An innovative program aimed at reaching out to the Pacific Islander community in Logan is encouraging a culture of learning and hope among today’s students.

AN award-winning schools-based program aimed at improving the learning outcomes for Pacific Islander students is being pioneered in Logan.

The Pacific Links initiative at Woodridge State High School involves partnering with local community organisations to raise the aspirations of students.

The initiative, which partners with organisations including Griffith University, Pacifika Pioneers, Good Health Nutrition, Voice of Samoan People and the Hope Centre aims to work with families and Pacific communities.

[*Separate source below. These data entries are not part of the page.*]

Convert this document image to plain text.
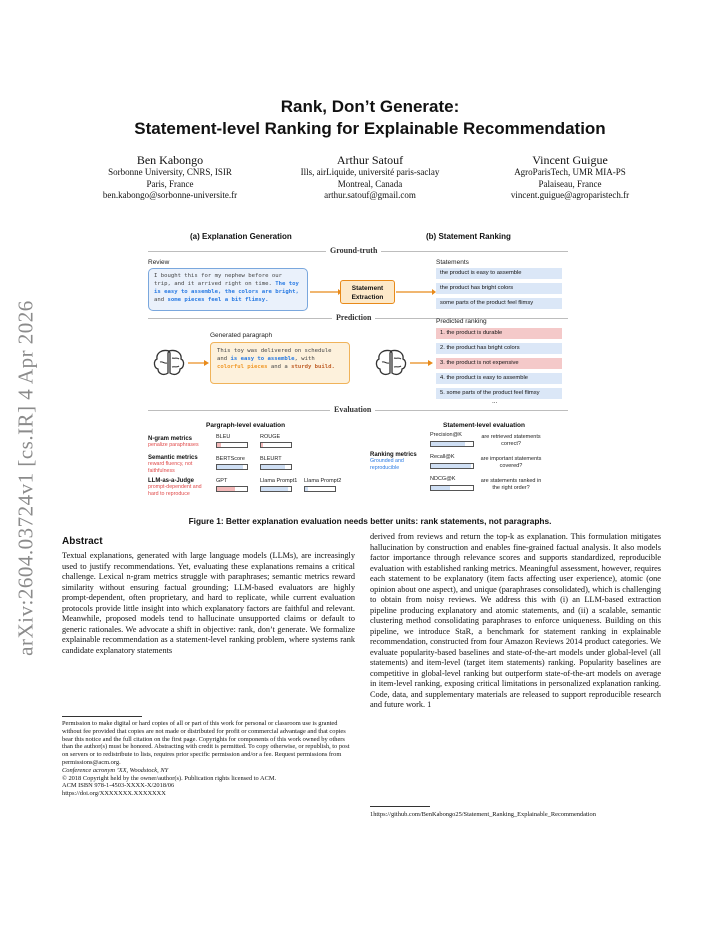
arXiv:2604.03724v1 [cs.IR] 4 Apr 2026
Rank, Don’t Generate:
Statement-level Ranking for Explainable Recommendation
Ben Kabongo
Sorbonne University, CNRS, ISIR
Paris, France
ben.kabongo@sorbonne-universite.fr
Arthur Satouf
Ills, airLiquide, université paris-saclay
Montreal, Canada
arthur.satouf@gmail.com
Vincent Guigue
AgroParisTech, UMR MIA-PS
Palaiseau, France
vincent.guigue@agroparistech.fr
(a) Explanation Generation	(b) Statement Ranking
Ground-truth
Review
I bought this for my nephew before our trip, and it arrived right on time. The toy is easy to assemble, the colors are bright, and some pieces feel a bit flimsy.
Statement
Extraction
Statements
the product is easy to assemble
the product has bright colors
some parts of the product feel flimsy
Prediction
Generated paragraph
This toy was delivered on schedule and is easy to assemble, with colorful pieces and a sturdy build.
Predicted ranking
1. the product is durable
2. the product has bright colors
3. the product is not expensive
4. the product is easy to assemble
5. some parts of the product feel flimsy
...
Evaluation
Pargraph-level evaluation	Statement-level evaluation
N-gram metrics
penalize paraphrases
Semantic metrics
reward fluency, not faithfulness
LLM-as-a-Judge
prompt-dependent and hard to reproduce
BLEU	ROUGE
BERTScore	BLEURT
GPT	Llama Prompt1 Llama Prompt2
Ranking metrics
Grounded and reproducible
Precision@K	are retrieved statements correct?
Recall@K	are important statements covered?
NDCG@K	are statements ranked in the right order?
Figure 1: Better explanation evaluation needs better units: rank statements, not paragraphs.
Abstract
Textual explanations, generated with large language models (LLMs), are increasingly used to justify recommendations. Yet, evaluating these explanations remains a critical challenge. Lexical n-gram metrics struggle with paraphrases; semantic metrics reward similarity without ensuring factual grounding; LLM-based evaluators are highly prompt-dependent, often proprietary, and hard to replicate, while current evaluation protocols provide little insight into which explanatory factors are faithful and relevant. Meanwhile, proposed models tend to hallucinate unsupported claims or default to generic rationales. We advocate a shift in objective: rank, don’t generate. We formalize explainable recommendation as a statement-level ranking problem, where systems rank candidate explanatory statements
derived from reviews and return the top-k as explanation. This formulation mitigates hallucination by construction and enables fine-grained factual analysis. It also models factor importance through relevance scores and supports standardized, reproducible evaluation with established ranking metrics. Meaningful assessment, however, requires each statement to be explanatory (item facts affecting user experience), atomic (one opinion about one aspect), and unique (paraphrases consolidated), which is challenging to obtain from noisy reviews. We address this with (i) an LLM-based extraction pipeline producing explanatory and atomic statements, and (ii) a scalable, semantic clustering method consolidating paraphrases to enforce uniqueness. Building on this pipeline, we introduce StaR, a benchmark for statement ranking in explainable recommendation, constructed from four Amazon Reviews 2014 product categories. We evaluate popularity-based baselines and state-of-the-art models under global-level (all statements) and item-level (target item statements) ranking. Popularity baselines are competitive in global-level ranking but outperform state-of-the-art models on average in item-level ranking, exposing critical limitations in personalized explanation ranking. Code, data, and supplementary materials are released to support reproducible research and future work. 1
Permission to make digital or hard copies of all or part of this work for personal or classroom use is granted without fee provided that copies are not made or distributed for profit or commercial advantage and that copies bear this notice and the full citation on the first page. Copyrights for components of this work owned by others than the author(s) must be honored. Abstracting with credit is permitted. To copy otherwise, or republish, to post on servers or to redistribute to lists, requires prior specific permission and/or a fee. Request permissions from permissions@acm.org.
Conference acronym ’XX, Woodstock, NY
© 2018 Copyright held by the owner/author(s). Publication rights licensed to ACM.
ACM ISBN 978-1-4503-XXXX-X/2018/06
https://doi.org/XXXXXXX.XXXXXXX
1https://github.com/BenKabongo25/Statement_Ranking_Explainable_Recommendation
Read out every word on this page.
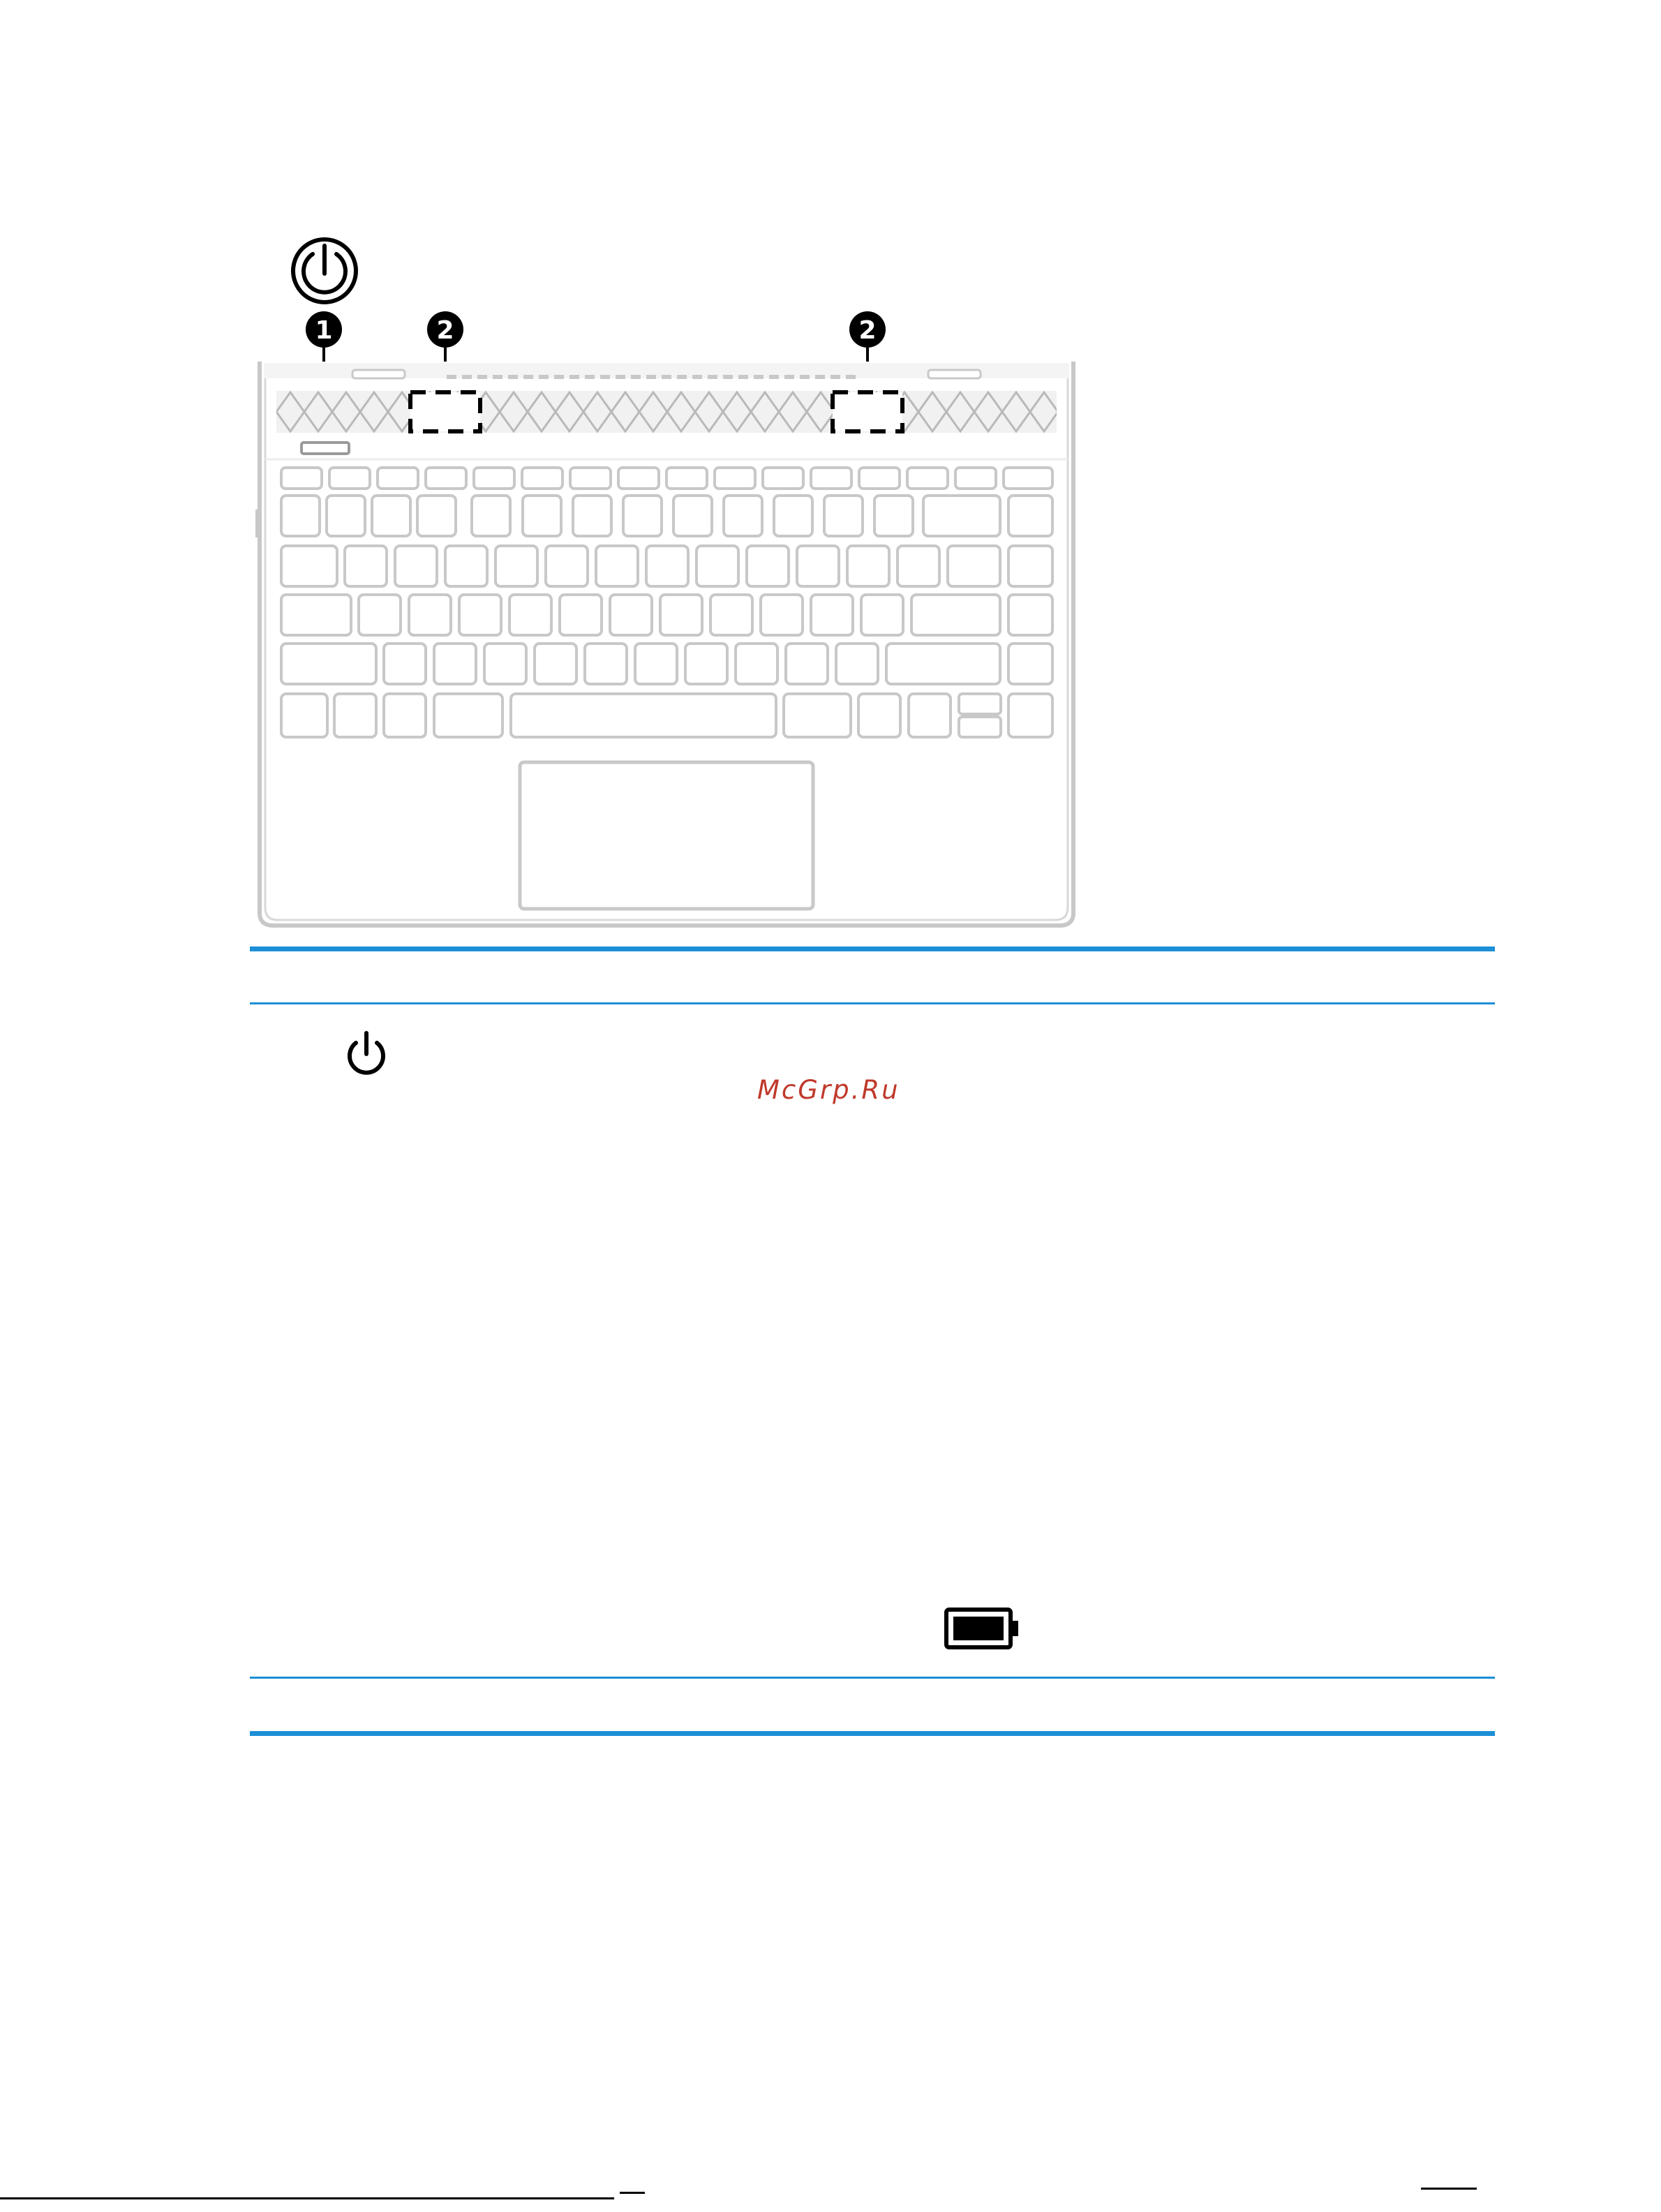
1	2	2
McGrp.Ru
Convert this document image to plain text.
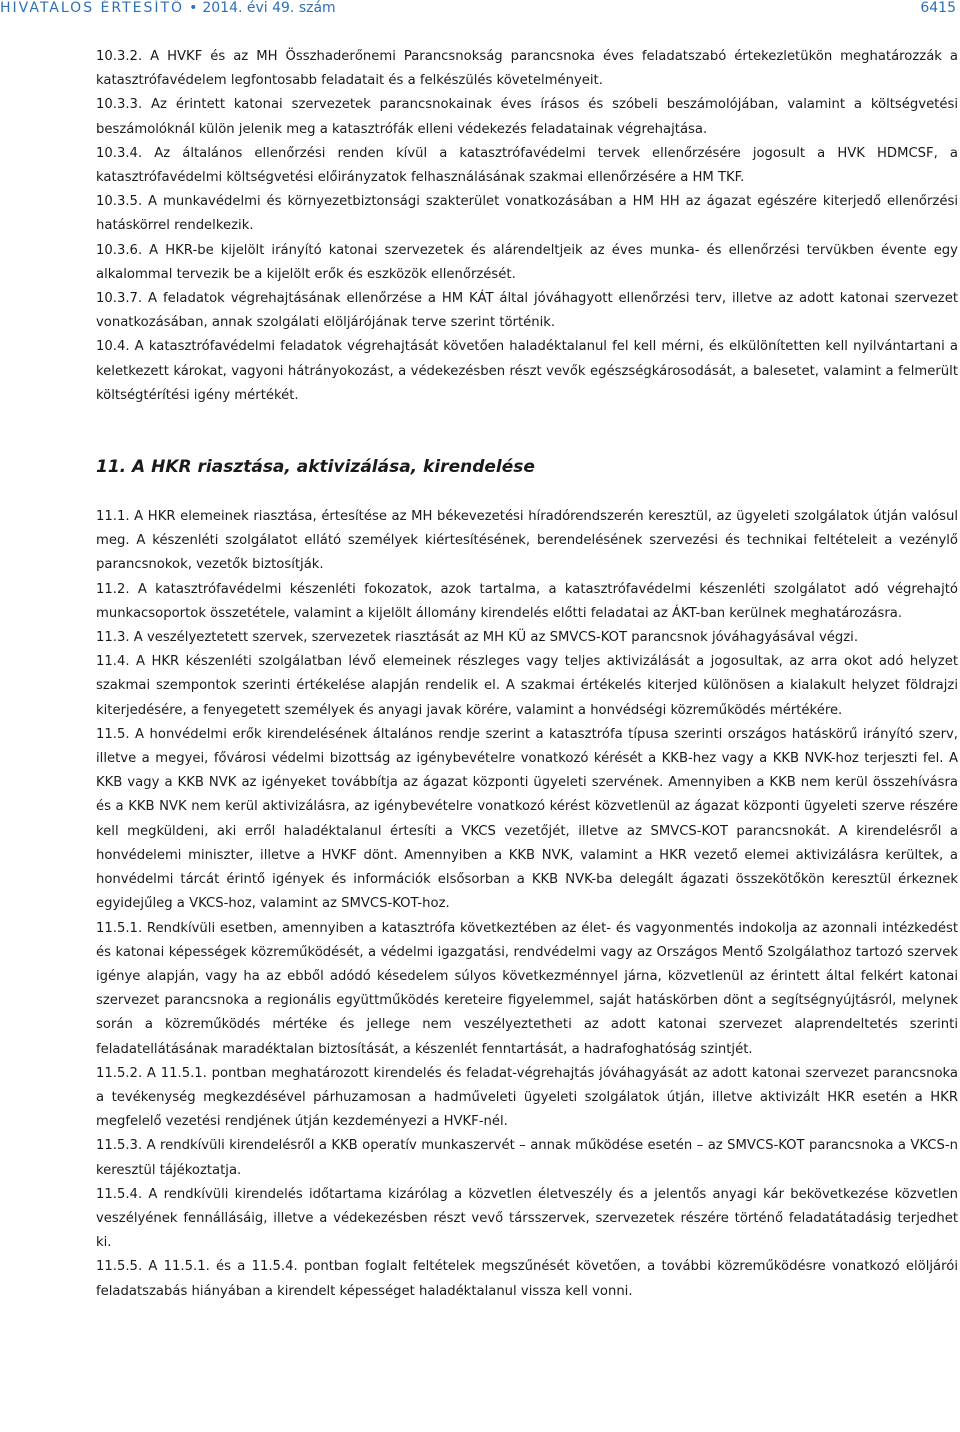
HIVATALOS ÉRTESÍTŐ • 2014. évi 49. szám	6415

10.3.2. A HVKF és az MH Összhaderőnemi Parancsnokság parancsnoka éves feladatszabó értekezletükön meghatározzák a katasztrófavédelem legfontosabb feladatait és a felkészülés követelményeit.

10.3.3. Az érintett katonai szervezetek parancsnokainak éves írásos és szóbeli beszámolójában, valamint a költségvetési beszámolóknál külön jelenik meg a katasztrófák elleni védekezés feladatainak végrehajtása.

10.3.4. Az általános ellenőrzési renden kívül a katasztrófavédelmi tervek ellenőrzésére jogosult a HVK HDMCSF, a katasztrófavédelmi költségvetési előirányzatok felhasználásának szakmai ellenőrzésére a HM TKF.

10.3.5. A munkavédelmi és környezetbiztonsági szakterület vonatkozásában a HM HH az ágazat egészére kiterjedő ellenőrzési hatáskörrel rendelkezik.

10.3.6. A HKR-be kijelölt irányító katonai szervezetek és alárendeltjeik az éves munka- és ellenőrzési tervükben évente egy alkalommal tervezik be a kijelölt erők és eszközök ellenőrzését.

10.3.7. A feladatok végrehajtásának ellenőrzése a HM KÁT által jóváhagyott ellenőrzési terv, illetve az adott katonai szervezet vonatkozásában, annak szolgálati elöljárójának terve szerint történik.

10.4. A katasztrófavédelmi feladatok végrehajtását követően haladéktalanul fel kell mérni, és elkülönítetten kell nyilvántartani a keletkezett károkat, vagyoni hátrányokozást, a védekezésben részt vevők egészségkárosodását, a balesetet, valamint a felmerült költségtérítési igény mértékét.

11. A HKR riasztása, aktivizálása, kirendelése

11.1. A HKR elemeinek riasztása, értesítése az MH békevezetési híradórendszerén keresztül, az ügyeleti szolgálatok útján valósul meg. A készenléti szolgálatot ellátó személyek kiértesítésének, berendelésének szervezési és technikai feltételeit a vezénylő parancsnokok, vezetők biztosítják.

11.2. A katasztrófavédelmi készenléti fokozatok, azok tartalma, a katasztrófavédelmi készenléti szolgálatot adó végrehajtó munkacsoportok összetétele, valamint a kijelölt állomány kirendelés előtti feladatai az ÁKT-ban kerülnek meghatározásra.

11.3. A veszélyeztetett szervek, szervezetek riasztását az MH KÜ az SMVCS-KOT parancsnok jóváhagyásával végzi.

11.4. A HKR készenléti szolgálatban lévő elemeinek részleges vagy teljes aktivizálását a jogosultak, az arra okot adó helyzet szakmai szempontok szerinti értékelése alapján rendelik el. A szakmai értékelés kiterjed különösen a kialakult helyzet földrajzi kiterjedésére, a fenyegetett személyek és anyagi javak körére, valamint a honvédségi közreműködés mértékére.

11.5. A honvédelmi erők kirendelésének általános rendje szerint a katasztrófa típusa szerinti országos hatáskörű irányító szerv, illetve a megyei, fővárosi védelmi bizottság az igénybevételre vonatkozó kérését a KKB-hez vagy a KKB NVK-hoz terjeszti fel. A KKB vagy a KKB NVK az igényeket továbbítja az ágazat központi ügyeleti szervének. Amennyiben a KKB nem kerül összehívásra és a KKB NVK nem kerül aktivizálásra, az igénybevételre vonatkozó kérést közvetlenül az ágazat központi ügyeleti szerve részére kell megküldeni, aki erről haladéktalanul értesíti a VKCS vezetőjét, illetve az SMVCS-KOT parancsnokát. A kirendelésről a honvédelemi miniszter, illetve a HVKF dönt. Amennyiben a KKB NVK, valamint a HKR vezető elemei aktivizálásra kerültek, a honvédelmi tárcát érintő igények és információk elsősorban a KKB NVK-ba delegált ágazati összekötőkön keresztül érkeznek egyidejűleg a VKCS-hoz, valamint az SMVCS-KOT-hoz.

11.5.1. Rendkívüli esetben, amennyiben a katasztrófa következtében az élet- és vagyonmentés indokolja az azonnali intézkedést és katonai képességek közreműködését, a védelmi igazgatási, rendvédelmi vagy az Országos Mentő Szolgálathoz tartozó szervek igénye alapján, vagy ha az ebből adódó késedelem súlyos következménnyel járna, közvetlenül az érintett által felkért katonai szervezet parancsnoka a regionális együttműködés kereteire figyelemmel, saját hatáskörben dönt a segítségnyújtásról, melynek során a közreműködés mértéke és jellege nem veszélyeztetheti az adott katonai szervezet alaprendeltetés szerinti feladatellátásának maradéktalan biztosítását, a készenlét fenntartását, a hadrafoghatóság szintjét.

11.5.2. A 11.5.1. pontban meghatározott kirendelés és feladat-végrehajtás jóváhagyását az adott katonai szervezet parancsnoka a tevékenység megkezdésével párhuzamosan a hadműveleti ügyeleti szolgálatok útján, illetve aktivizált HKR esetén a HKR megfelelő vezetési rendjének útján kezdeményezi a HVKF-nél.

11.5.3. A rendkívüli kirendelésről a KKB operatív munkaszervét – annak működése esetén – az SMVCS-KOT parancsnoka a VKCS-n keresztül tájékoztatja.

11.5.4. A rendkívüli kirendelés időtartama kizárólag a közvetlen életveszély és a jelentős anyagi kár bekövetkezése közvetlen veszélyének fennállásáig, illetve a védekezésben részt vevő társszervek, szervezetek részére történő feladatátadásig terjedhet ki.

11.5.5. A 11.5.1. és a 11.5.4. pontban foglalt feltételek megszűnését követően, a további közreműködésre vonatkozó elöljárói feladatszabás hiányában a kirendelt képességet haladéktalanul vissza kell vonni.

Community Hub Project Manager Josephine Aufai said research driven by Woodridge High found that a targeted initiative was needed to support the unique and complex needs of Pacific Islander students.

Dancing
Dancing

The school, which has a current enrolment of 1100 students, has more than 350 students of Pacific Islander heritage.

“The research showed that many students from the Pacific Islander cohort did not transition well to further education and employment,” she said.

“The school began researching alternatives and found that working collectively with community organisations and local businesses could be an effective way of enhancing the learning and vocational outcomes of these students.”

The targeted approach, which was originally established in 2010, includes a number of strategies aimed at building student success.

Under the Pacific Links project, a mentoring program has been introduced, linking students to key members of the Pacific Islander community.

The weekly meetings aim to encourage school attendance, build resilience and support students in setting academic goals.

The program also collaborates with local churches, attended by many of the students and their families.

In addition, the program also includes family nights, homework programs and home visits with school representatives.

Under the holistic initiative, students also receive leadership training, financial and employment advice, attend camps and gain insights into employment, study and vocational options after they finish high school.

Since Pacific Links was introduced school attendance rates have increased, suspension rates have decreased and student behaviour has improved.

The success of the initiative has provided a model which has now been used in other schools throughout Queensland.